Freevee is Amazon Prime Video’s FAST channel, which includes cable-style channels and free original content. Freevee can be accessed through Amazon and advertises live 24/7 entertainment channels.

The programming question with FAST

Free ad-supported television (FAST) platforms like Freevee are designed to mimic cable with a mix of channels and content to keep viewers engaged. Plus, there’s the opportunity to channel surf!

Freevee operates like all the other FAST platforms—including Tubi, Pluto, and Ruko—except it has many more partnership opportunities with its parent company. While FOX sent the World Cup games to Tubi, most other platforms tend to keep the corporate synergy separate and focus instead on the channel offerings and limited original content.

Not so with Freevee. In May, Amazon announced that 100 of its original movies and TV shows would air on Freevee, bridging the content gap. Some were timed to match with new season premieres on Prime Video, and others went to grow their audiences. (The programming still lives on Prime Video ad-free for subscribers.)

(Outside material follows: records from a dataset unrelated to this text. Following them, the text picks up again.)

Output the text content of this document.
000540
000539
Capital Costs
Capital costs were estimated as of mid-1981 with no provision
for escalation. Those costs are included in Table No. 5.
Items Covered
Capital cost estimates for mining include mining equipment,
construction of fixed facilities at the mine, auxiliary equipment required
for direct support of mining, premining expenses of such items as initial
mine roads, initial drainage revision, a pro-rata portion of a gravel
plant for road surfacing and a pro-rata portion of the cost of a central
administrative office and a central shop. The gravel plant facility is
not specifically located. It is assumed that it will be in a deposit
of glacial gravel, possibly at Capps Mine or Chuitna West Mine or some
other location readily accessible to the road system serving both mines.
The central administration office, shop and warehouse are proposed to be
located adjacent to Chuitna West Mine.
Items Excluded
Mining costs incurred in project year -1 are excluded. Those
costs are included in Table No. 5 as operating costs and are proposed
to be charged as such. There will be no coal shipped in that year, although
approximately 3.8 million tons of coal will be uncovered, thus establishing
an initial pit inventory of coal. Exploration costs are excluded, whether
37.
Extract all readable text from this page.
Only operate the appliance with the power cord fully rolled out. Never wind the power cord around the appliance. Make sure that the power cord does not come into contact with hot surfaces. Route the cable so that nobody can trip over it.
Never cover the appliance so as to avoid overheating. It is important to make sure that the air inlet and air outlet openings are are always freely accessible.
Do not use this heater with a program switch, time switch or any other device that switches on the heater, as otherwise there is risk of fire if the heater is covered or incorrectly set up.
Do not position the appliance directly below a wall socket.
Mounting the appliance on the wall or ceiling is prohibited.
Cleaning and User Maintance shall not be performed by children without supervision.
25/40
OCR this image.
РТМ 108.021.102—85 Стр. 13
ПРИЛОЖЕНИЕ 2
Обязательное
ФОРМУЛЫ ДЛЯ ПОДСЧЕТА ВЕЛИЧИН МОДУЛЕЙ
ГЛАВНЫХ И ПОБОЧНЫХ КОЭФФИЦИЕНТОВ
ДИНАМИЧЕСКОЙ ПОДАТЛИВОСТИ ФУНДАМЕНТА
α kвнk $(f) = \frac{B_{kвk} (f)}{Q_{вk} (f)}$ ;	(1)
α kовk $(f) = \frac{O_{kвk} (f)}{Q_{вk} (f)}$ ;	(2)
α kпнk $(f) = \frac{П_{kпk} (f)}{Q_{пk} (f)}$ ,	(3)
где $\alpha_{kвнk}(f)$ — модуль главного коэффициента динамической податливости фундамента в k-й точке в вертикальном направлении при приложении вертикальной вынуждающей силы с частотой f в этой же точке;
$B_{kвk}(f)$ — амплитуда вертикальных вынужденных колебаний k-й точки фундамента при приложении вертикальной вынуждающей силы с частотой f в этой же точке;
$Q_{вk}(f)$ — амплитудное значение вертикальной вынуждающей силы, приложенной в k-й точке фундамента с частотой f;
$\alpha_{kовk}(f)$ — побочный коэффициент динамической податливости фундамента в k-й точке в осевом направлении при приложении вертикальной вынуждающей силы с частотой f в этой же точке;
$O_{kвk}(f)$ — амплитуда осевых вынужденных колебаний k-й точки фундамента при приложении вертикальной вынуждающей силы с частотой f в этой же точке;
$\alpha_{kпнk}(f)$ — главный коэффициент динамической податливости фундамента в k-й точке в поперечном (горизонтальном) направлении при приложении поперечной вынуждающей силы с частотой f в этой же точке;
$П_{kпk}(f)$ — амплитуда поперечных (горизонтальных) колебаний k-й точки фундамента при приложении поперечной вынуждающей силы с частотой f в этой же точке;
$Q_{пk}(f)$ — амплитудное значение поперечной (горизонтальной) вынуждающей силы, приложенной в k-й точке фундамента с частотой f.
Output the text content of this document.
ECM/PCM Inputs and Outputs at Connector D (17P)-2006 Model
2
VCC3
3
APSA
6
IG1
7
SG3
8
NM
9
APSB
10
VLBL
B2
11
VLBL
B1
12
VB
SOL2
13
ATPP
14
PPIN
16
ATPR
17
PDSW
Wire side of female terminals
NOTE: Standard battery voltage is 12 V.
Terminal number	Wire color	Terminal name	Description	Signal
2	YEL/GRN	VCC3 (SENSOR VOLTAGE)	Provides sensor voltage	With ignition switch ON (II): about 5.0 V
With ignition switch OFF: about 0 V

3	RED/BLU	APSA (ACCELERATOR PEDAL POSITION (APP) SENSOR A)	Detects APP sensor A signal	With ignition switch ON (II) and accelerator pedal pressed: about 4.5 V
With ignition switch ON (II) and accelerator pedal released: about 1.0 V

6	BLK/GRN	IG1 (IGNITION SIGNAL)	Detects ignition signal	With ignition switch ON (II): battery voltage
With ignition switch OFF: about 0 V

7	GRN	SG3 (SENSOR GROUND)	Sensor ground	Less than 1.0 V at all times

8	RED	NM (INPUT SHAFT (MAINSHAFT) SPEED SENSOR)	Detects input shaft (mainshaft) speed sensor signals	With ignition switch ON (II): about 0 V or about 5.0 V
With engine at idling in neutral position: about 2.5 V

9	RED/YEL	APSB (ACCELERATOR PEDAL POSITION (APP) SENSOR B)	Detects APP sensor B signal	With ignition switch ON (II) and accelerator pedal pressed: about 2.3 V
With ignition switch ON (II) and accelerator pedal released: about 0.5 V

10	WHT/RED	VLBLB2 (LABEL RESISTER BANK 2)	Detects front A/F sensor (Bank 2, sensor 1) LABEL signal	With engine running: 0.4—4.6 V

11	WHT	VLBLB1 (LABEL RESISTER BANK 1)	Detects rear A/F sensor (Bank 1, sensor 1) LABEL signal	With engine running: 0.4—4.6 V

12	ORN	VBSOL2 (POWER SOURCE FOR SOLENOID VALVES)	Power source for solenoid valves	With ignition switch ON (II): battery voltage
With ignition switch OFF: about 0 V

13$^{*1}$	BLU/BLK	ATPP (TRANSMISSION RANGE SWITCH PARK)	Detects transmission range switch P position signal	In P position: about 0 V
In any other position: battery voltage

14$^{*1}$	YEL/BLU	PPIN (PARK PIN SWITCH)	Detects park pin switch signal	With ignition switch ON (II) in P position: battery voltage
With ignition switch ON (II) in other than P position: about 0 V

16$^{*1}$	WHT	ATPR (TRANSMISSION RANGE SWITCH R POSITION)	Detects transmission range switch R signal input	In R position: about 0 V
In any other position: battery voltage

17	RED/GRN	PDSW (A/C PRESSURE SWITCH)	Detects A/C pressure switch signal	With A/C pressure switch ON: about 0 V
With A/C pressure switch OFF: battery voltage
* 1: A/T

The shifting of content could confuse viewers who don’t know where to watch their favorite shows when they sign on to Prime. To make things even more confusing, Prime announced this week it would start streaming some Freevee originals (like High School) ad-free on Prime Video for subscribers.

Where does Amazon want you to watch?

This is the big question. If Amazon Prime Video introduces an ad tier, what makes it different from Freevee? There’s already Prime Video content on Freevee and vice-versa, so what differentiates the platforms besides price?

And does it make sense for consumers to pay for Amazon Prime Video if Freevee is, well, free?

FAST channels are designed to be affordable and offer choice, making Freevee a great option for consumers. Gutting it in place of an ad tier for Prime Video or introducing a third option for Amazon customers will make it confusing for viewers to find shows like Jury Duty and High School on a platform that’s already notoriously hard to navigate.

While the discussions on Prime Video’s future are still in the early stages, it’s worth thinking about your viewing habits and how many more streaming services you can, or want to, keep track of.